As of April 13, 2021, the Centers for Disease Control and Prevention reported six cases of CVST among 6.85 million vaccinated people (0.9 per million; 99% CI, 0.2 – 2.3 per million).

In the SVIN COVID-19 registry, 3 of 14,483 patients hospitalized with COVID-19 had CVST (207.1 per million; 99% CI, 23.3 – 757.7 per million).

In the Nationwide Inpatient Sample, the weighted average rate of CVST in the US population for March and April 2018 was 2.4 per million (99% CI, 2.1 – 2.6 per million).

The authors conclude: “CVST is rare in the general population and after adenovirus-based SARS-CoV-2 vaccination, but appears to be several-fold more common in hospitalized patients with COVID-19.

“Additional research is required to fully elucidate the event rates, to understand the risk factors for vaccine-associated CVST and to identify strategies to prevent it. In the meantime, transparent realistic communication of the risk estimates will be helpful for shared decision making between patients and clinicians,” they add.

The researchers report their findings in an article published online in the Journal of the American College of Cardiology on June 8.

Bikdeli acknowledged that rates of CVST among vaccinated persons have increased since his article was submitted for publication.

On May 26, in the United Kingdom, 348 cases of CVST were linked to 37.7 million doses of the AstraZeneca vaccine, a rate of around 1 in 100,000. A study conducted in Norway and Denmark estimated the actual rate to be nearer to 1 in 40,000.

“Yes, the numbers linked to the vaccine will change, and while the point estimates may be different ― it is better to look at the 99% CIs as an estimate ― and even if the point estimates change, the message is unlikely to change,” Bikdeli told Medscape Medical News. “The risk of CVST is far higher with COVID-19 infection than with vaccination.

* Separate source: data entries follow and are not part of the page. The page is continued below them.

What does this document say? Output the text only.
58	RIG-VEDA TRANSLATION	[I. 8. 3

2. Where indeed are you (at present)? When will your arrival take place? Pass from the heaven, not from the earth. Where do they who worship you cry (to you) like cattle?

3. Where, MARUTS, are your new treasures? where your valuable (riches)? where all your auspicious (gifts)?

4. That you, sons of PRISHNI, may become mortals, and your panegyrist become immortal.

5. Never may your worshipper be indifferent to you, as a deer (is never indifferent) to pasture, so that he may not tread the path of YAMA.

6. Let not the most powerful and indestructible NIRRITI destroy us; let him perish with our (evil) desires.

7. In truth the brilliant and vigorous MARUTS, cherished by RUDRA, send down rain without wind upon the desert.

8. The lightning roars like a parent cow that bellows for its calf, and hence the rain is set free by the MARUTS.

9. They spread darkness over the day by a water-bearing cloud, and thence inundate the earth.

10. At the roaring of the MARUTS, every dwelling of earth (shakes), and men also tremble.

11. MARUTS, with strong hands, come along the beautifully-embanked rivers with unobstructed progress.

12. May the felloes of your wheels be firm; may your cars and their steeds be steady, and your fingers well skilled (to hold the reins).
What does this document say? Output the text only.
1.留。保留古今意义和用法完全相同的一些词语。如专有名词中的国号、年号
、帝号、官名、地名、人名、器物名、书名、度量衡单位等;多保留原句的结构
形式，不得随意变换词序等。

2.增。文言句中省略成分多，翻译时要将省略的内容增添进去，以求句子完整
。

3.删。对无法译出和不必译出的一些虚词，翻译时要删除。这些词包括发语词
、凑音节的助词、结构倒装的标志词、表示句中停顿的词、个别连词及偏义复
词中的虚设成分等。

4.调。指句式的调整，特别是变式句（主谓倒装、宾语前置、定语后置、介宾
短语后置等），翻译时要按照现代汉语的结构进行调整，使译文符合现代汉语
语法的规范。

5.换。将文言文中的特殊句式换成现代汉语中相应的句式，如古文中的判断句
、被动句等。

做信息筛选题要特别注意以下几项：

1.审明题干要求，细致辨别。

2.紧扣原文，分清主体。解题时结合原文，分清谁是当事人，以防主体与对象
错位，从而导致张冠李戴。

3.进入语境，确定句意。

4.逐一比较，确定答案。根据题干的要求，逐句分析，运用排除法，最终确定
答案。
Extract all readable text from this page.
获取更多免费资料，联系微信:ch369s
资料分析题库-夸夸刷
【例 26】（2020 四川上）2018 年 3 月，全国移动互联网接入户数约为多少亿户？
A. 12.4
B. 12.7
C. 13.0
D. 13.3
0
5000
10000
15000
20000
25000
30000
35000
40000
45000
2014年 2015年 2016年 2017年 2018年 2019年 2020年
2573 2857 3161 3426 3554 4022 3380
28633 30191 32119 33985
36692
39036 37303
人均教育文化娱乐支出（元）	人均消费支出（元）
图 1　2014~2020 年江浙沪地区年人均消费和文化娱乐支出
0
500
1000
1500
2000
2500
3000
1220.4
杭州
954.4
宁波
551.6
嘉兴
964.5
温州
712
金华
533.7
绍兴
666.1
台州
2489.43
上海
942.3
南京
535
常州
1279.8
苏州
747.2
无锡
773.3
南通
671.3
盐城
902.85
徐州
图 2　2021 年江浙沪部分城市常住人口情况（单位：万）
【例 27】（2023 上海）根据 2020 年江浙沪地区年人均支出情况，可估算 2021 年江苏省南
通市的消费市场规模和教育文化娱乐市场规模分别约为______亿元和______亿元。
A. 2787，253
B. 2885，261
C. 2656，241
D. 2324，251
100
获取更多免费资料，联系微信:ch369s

“The estimates for CVST after COVID-19 infection and after vaccination are so far apart, some changes in the numbers being reported will not make much difference,” Bikdeli added.

A similar study by a group from the University of Oxford, Oxford, United Kingdom, estimated the risk for CVST among patients with COVID-19 (both hospitalized and nonhospitalized) using an electronic health records network that included anonymized data from 81 million patients from 59 healthcare organizations, primarily in the United States. That study is currently available only as a preprint.

Those investigators found that among 537,913 patients with a confirmed diagnosis of COVID-19, 23 were diagnosed with a CVST in the 2 weeks following their diagnosis, giving an absolute risk of 42.8 per million people (95% CI, 28.5 – 64.2), equivalent to an incidence of 111.5 per 100,000 person-years.

When the definition of CVST was broadened with respect to ICD-10 codes, the incidence increased to 148.7 per million people (95% CI, 119.5 – 185.1).

Bikdeli said it was not possible to compare rates of CVST in the two studies.

“The Oxford paper used different data sources, a different patient population (all infected patients rather than just those hospitalized) and methods and has not yet been peer reviewed. You cannot really compare such data,” he commented.

He stressed that the focus should not be on the absolute event rates in these studies but rather on the magnitude of the differences between the vaccine and the rate after SARS-CoV-2 infection.

“However you look at it, the risk is much higher after COVID-19 infection than after vaccination,” he said.

“There has been so much concern about CVST with the vaccines, but we need to understand the magnitude of this risk in context and relative to the risk associated with COVID infection. It is important to be able to make informed choices, and these data can help with that,” Bikdeli added.

The study did not receive any commercial funding. Bikdeli is a consulting expert on behalf of the plaintiff for litigation related to two specific brand models of IVC filters.